Publication year - 2013
Publication title -
clinical oral implants research
Language(s) - English
Resource type - Journals
SCImago Journal Rank - 2.407
H-Index - 161
eISSN - 1600-0501
pISSN - 0905-7161
DOI - 10.1111/j.1600-0501.2012.02491.x
Subject(s) - medicine , dentistry , implant , gingival margin , radiological weapon , major duodenal papilla , orthodontics , surgery
Objective The aim was to compare the clinical, aesthetic and radiological outcome of immediately placed implants in sockets with or without periapical pathology 5 years after placement. Materials and methods Twenty‐seven patients were followed 5 years after immediate implant placement (test‐group: 12 patients with periapical pathologies; control‐group: 15 patients without periapical pathology). Clinical ( FMBS , FMPS , CAL , keratinized mucosa), aesthetical (length of clinical crown, Papilla index), and radiological (vertical distance implant shoulder to first bone to implant contact ( IS ‐ BIC )) parameters were assessed.
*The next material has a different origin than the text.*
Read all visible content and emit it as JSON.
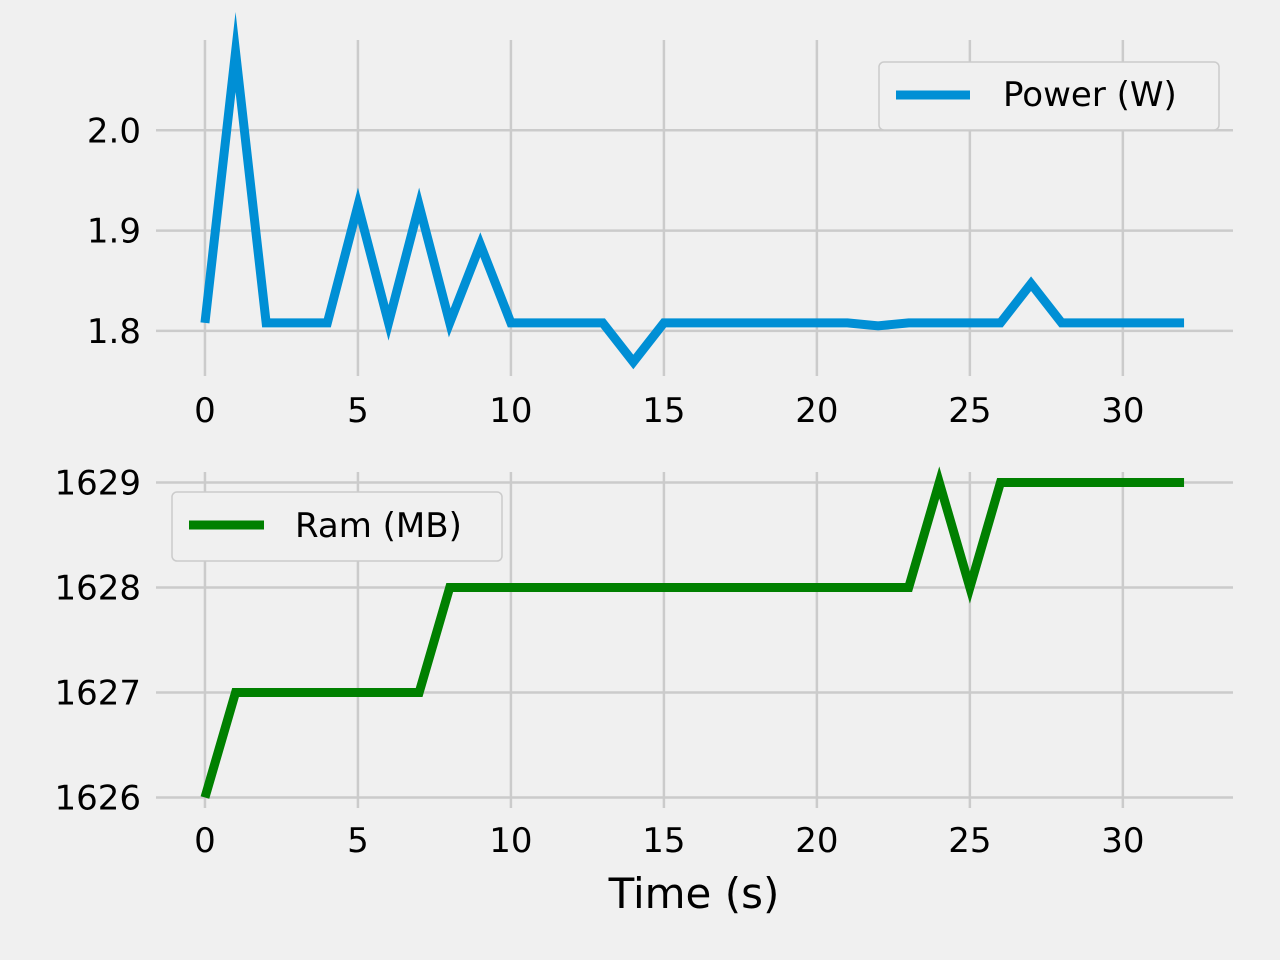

Both 95% confidence intervals, as well as results of statistical tests (one‐sample, two‐sample, paired t ‐test) were provided. Results After 5 years the implant survival rate was 100% for all 27 implants. In the test group the width of the keratinized mucosa increased significantly over the observation period (0.8 ± 1.0 mm). Concerning aesthetic parameters at the 3‐month as well as at the 5‐year examination no statistically significant difference could be found between the two groups. In the control‐group the papilla mesial and distal to the implant increased statistically significant during the observation period by 0.5 ± 0.5 and 0.4 ± 0.6 index score points, respectively. The position of the gingival margin at the implant site and the two neighboring teeth remained stable. At the 5‐year visit IS ‐ BIC measured between 1.4 ± 0.5 mm (mesial, control) and 1.7 ± 0.7 mm (distal, test), no significant difference could be found between the two groups. Over the observation period no statistically significant change of IS ‐ BIC could be found in the test‐ as well as in the control‐group. None of the examined radiographs revealed any signs of retrograde peri‐implantitis. Conclusion The replacement of teeth exhibiting periapical pathologies by implants placed immediately after tooth extraction can be a successful treatment modality with no disadvantages in clinical, aesthetical and radiological parameters to immediately placed implants into healthy sockets.